A granular variant of CD63 is a regulator of repeated human mast cell degranulation.

Background: Mast cells are secretory immune cells whose degranulation can provoke acute allergic reactions. It is presently unclear, however, whether an individual mast cell can repeatedly degranulate or turns dysfunctional after a single antigen stimulus. This work thus aims to better define the mast cell life cycle, with particular focus on new target structures for therapeutic or diagnostic approaches in allergy.

Methods: Monoclonal antibodies were raised against degranulated cord blood-derived human mast cells. A subset of these antibodies that exclusively recognized degranulated mast cells, but did not cross-react with quiescent mast cells or other hematopoietic cell types, became key reagents in subsequent experiments.
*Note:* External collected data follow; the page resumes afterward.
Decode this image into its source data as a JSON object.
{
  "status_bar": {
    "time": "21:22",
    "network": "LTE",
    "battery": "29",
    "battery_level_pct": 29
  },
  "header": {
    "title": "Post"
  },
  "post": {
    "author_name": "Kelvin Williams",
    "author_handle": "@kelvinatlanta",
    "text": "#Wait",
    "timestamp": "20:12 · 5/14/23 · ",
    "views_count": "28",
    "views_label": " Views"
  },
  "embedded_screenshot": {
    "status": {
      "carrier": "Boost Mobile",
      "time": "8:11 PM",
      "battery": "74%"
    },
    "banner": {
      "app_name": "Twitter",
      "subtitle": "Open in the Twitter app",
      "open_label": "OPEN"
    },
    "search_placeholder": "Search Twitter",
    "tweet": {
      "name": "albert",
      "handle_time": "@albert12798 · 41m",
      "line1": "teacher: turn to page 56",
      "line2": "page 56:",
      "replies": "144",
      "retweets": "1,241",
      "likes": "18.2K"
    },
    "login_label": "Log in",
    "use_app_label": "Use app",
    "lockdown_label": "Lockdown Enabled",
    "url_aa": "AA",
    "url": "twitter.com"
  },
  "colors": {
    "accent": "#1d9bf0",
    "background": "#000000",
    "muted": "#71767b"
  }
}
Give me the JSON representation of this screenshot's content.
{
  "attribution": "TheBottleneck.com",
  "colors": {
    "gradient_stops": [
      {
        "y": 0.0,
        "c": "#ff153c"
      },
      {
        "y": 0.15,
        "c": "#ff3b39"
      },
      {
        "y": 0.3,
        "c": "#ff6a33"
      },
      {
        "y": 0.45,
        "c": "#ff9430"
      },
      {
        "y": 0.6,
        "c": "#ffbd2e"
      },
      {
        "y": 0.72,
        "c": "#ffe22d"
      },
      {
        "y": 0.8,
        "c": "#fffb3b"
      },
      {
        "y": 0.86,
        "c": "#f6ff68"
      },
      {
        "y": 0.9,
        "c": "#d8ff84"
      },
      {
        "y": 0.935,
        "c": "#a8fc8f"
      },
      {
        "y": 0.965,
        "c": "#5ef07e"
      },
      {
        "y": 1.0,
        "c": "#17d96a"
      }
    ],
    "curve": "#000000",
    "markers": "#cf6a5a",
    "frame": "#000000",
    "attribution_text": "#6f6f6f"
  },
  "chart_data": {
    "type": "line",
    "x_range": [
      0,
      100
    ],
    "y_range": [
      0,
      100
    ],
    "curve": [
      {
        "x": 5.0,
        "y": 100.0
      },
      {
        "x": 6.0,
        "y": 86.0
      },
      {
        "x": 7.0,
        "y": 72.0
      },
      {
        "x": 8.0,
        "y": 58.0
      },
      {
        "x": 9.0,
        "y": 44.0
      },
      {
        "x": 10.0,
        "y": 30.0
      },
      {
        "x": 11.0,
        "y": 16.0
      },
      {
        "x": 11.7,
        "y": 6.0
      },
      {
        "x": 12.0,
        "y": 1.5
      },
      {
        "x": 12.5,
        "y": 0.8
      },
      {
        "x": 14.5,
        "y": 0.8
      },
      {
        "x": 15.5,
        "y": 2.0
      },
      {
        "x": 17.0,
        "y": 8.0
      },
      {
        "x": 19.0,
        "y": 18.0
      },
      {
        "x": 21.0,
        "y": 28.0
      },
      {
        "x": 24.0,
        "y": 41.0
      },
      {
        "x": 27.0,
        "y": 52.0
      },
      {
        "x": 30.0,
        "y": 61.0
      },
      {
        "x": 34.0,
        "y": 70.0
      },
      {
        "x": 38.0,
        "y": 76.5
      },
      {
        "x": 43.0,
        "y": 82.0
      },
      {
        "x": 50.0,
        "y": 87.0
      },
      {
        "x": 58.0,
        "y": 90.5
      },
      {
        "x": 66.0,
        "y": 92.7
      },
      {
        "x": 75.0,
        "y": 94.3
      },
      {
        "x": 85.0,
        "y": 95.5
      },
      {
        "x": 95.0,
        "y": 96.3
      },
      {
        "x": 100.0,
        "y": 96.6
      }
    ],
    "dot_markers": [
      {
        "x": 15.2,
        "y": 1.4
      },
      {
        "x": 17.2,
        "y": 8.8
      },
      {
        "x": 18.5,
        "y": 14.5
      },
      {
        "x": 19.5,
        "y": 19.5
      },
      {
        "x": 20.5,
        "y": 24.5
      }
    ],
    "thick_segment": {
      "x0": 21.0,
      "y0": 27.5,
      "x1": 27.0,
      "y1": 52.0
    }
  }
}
Results: We identified a granular variant of tetraspanin CD63 as an exclusive molecular marker of degranulated human mast cells. Mutant analyses indicate that a cysteine cluster around residue C170 and protein glycosylation at residue N172 account for the antibody specificity. Here, we show that mast cells, which underwent an initial FcεRI-mediated degranulation, can be degranulated for at least another cycle in vitro. Repeated degranulation, however, requires an IgE/antigen stimulus that differs from the preceding one. Furthermore, the new variant-specific anti-CD63 antibodies effectively impair repeated cycles of mast cell degranulation.

Conclusion: Our findings indicate that mast cells are stable, multiple-use cells, which are capable of surviving and delivering several consecutive hits. Surface expression of the novel CD63 variant is a distinguishing feature of such primed cells. Reagents directed against this molecular hallmark may thus become valuable diagnostic and therapeutic agents.